The Common Redpoll, Carduelis flammea, is a species in the finch family. It breeds somewhat further south than the Arctic Redpoll, also in habitats with thickets or shrubs. Nominate C. f. flammea (Mealy Redpoll) breeds across the northern parts of North America and Eurasia. There is also an Icelandic subspecies, C. f. islandica, and one which breeds in Greenland and Baffin Island, C. f. rostrata (Greenland Redpoll). All forms migrate further south in winter into southern Canada, the northern USA and most of Eurasia. These birds are remarkably resistant to cold temperatures and winter movements are mainly driven by the availability of food. The common redpoll is smaller, browner and more streaked than the Arctic redpoll. There are two distinct populations (one lighter, one darker) united in islandica, the relationships of which are unresolved.
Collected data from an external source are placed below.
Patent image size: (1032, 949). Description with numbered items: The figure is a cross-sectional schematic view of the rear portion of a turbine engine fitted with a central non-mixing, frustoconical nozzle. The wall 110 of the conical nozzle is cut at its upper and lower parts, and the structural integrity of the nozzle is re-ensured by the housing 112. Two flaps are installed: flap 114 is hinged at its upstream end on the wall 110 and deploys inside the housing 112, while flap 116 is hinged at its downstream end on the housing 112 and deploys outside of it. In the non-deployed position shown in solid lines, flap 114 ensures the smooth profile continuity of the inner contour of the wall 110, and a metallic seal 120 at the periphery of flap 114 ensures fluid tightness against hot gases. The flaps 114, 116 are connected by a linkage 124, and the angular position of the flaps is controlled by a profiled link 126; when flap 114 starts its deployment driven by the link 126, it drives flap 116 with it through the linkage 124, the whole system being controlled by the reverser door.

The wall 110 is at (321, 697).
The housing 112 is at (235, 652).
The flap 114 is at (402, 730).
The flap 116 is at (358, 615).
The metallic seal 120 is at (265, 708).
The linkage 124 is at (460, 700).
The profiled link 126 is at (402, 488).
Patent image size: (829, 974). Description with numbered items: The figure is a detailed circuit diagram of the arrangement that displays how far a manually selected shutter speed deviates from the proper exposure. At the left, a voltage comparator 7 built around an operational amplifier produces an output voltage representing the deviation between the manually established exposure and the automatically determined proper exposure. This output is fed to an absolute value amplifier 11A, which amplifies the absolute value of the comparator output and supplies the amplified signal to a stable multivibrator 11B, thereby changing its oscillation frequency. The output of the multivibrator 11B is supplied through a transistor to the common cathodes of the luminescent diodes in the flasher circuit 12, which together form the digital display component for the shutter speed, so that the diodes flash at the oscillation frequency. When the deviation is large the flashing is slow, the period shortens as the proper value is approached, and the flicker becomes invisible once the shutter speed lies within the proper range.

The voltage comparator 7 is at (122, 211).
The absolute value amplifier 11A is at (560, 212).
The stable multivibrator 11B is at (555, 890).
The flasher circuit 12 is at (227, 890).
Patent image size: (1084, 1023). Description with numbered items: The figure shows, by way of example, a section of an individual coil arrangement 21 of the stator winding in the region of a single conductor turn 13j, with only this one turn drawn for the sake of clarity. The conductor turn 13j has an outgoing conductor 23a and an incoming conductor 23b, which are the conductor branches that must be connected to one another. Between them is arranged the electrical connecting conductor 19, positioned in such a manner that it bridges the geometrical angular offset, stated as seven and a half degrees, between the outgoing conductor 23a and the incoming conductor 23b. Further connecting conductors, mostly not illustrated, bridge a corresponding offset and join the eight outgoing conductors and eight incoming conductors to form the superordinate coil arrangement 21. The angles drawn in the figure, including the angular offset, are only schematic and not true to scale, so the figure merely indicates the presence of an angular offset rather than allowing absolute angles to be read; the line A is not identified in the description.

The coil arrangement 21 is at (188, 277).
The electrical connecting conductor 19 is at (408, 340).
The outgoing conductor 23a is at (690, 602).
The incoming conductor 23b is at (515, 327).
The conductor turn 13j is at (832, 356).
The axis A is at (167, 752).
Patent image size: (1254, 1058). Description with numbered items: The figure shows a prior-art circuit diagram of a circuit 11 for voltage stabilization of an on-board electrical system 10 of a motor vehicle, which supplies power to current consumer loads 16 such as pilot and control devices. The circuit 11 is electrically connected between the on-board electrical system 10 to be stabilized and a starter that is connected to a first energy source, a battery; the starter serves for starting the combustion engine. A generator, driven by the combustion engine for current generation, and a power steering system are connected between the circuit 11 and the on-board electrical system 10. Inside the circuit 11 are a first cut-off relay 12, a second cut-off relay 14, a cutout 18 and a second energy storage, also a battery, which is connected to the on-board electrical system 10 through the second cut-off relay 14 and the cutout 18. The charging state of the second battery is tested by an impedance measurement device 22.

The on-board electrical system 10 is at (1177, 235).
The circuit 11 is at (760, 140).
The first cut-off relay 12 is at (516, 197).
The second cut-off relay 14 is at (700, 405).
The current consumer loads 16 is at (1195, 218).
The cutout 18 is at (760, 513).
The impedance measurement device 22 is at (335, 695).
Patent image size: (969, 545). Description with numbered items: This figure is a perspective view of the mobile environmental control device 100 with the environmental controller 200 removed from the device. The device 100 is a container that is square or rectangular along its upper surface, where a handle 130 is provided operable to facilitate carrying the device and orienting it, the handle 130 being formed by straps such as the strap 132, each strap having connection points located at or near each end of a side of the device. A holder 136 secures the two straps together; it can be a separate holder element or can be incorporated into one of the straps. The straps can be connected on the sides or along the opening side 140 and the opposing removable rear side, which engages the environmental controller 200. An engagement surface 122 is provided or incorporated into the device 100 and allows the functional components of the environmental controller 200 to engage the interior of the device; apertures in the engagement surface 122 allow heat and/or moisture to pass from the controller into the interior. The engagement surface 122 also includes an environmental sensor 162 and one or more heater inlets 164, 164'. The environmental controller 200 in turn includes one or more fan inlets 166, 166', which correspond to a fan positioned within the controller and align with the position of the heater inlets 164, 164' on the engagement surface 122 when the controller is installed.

(From Wikipedia, November 25th, 2010)
The Common Redpoll is a frequent and often abundant winter visitor across all of Alberta. As spring approaches, redpolls leave one and all for their arctic breeding grounds. Some redpolls breed in extreme northeast Alberta.
On their breeding grounds redpolls inhabit patches of scrubby birch and willow. In winter, redpolls can be found anywhere with suitable cover, including city parks and back yards stocked with suitable feeders.
When not gorging at feeders in winter stocked with their favorite niger seed or sunflower seeds, redpolls eat seeds of trees such as birch, and of grasses and other plants. They may also nibble from suet feeders, especially in winters where their numbers are high, and there is lots of competition at feeders. On their breeding grounds redpolls also feast on the explosion of buzzing insects that emerge, seemingly without respite in the Arctic summer.
Redpolls build a nest of twigs and grasses on the ground or in low shrubs. Four to seven pale blue eggs splotched with dark markings are laid and incubated for 10 or 11 days. Young are fledged in another 12 days or so.